There’s a popular system for regulating elementary school behavior. Good behaviors merit a designation of green. With lots of green days, a kid can earn a prize. A few bad incidents might merit a yellow or a blue. The yellow means you had an outburst, but managed to pull it together. Blue means you couldn’t pull it together right away, but could eventually. Like soccer, red means you exhibited really bad, and basically unrepentant behavior. At school, Martin always gets either green or red. There is no middle ground.
It’s the same at home. The past two weeks have been either heaven or hell. At times, Martin has been inquisitive, warm, and hilarious. He’s learned all the first ladies. He’s learning the vice presidents. He plays in a tent we set up in the backyard. Today, he invited a friend to go to the playground with him and, without prompting, thanked the friend when we dropped him off afterward. There are moments when you look at him and forget that he has an autism diagnosis. There seems to be nothing in between him and the rest of the world.

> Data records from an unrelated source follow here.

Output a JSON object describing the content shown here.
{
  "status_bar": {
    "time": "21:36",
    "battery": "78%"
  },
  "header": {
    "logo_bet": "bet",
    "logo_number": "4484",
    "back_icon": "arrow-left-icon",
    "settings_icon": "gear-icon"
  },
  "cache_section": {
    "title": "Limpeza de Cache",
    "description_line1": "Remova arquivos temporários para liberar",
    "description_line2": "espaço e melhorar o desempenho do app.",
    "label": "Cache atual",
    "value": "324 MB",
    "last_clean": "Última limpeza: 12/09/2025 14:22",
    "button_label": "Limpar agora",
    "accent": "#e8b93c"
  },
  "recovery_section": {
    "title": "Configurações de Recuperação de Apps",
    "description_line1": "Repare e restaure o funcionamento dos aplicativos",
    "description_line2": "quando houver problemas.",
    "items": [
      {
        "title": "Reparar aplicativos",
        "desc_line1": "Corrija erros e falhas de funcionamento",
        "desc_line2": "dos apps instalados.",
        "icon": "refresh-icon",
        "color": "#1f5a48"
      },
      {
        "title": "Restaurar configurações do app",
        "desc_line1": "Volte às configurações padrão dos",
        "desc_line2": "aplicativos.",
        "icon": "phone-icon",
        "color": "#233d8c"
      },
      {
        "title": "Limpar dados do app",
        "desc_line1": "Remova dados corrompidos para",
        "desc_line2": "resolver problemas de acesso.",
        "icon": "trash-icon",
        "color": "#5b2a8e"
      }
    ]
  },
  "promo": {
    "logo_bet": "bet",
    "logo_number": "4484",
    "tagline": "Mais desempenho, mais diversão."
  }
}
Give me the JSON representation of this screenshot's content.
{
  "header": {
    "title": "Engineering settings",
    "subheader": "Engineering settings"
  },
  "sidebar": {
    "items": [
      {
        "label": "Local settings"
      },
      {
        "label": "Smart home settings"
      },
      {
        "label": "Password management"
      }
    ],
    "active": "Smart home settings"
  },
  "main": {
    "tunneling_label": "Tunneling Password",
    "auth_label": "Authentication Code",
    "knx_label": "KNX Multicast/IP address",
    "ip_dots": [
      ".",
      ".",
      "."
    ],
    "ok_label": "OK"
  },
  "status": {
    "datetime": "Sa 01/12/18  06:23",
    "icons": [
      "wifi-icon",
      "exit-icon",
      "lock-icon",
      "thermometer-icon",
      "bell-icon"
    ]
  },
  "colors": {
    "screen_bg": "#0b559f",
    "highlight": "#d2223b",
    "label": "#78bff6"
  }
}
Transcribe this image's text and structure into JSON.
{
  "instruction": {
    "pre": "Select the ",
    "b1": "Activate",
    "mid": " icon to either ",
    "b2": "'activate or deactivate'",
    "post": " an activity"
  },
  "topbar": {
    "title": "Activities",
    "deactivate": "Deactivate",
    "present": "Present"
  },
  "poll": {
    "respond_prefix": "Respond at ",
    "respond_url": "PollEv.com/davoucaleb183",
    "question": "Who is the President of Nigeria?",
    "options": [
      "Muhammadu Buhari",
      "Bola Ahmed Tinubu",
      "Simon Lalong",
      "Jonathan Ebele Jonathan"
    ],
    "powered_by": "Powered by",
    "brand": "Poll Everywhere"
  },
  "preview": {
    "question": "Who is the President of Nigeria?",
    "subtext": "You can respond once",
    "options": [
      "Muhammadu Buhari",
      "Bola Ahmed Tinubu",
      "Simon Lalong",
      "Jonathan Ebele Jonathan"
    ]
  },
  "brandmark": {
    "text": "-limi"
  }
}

But then it comes back. Usually we have no idea why. But something will set Martin off. And then there is scratching and hitting, yelling and kicking. He’s so frustrated about something, but he can’t say exactly what. And even when he can express his desire, he can’t handle it if the request is denied. For instance, he demands that I carry him. I simply cannot do it anymore. He’s just too big. When I tell him I can’t, you’d think I just denied him candy for the rest of his life, or oxygen. The response is so instant and so dramatic. And I can’t do anything. I certainly can’t give him what he wants. And I can’t seem to find a way to convince him that life might be OK if I don’t carry him.
So even though it’s only September, life is red and green for us.
I blog because having a special needs child can be lonely. People don't want to pry. They focus on the positives. In this way, people are nice. But life with Martin includes very difficult moments. And I'm a little tired of keeping them within the family.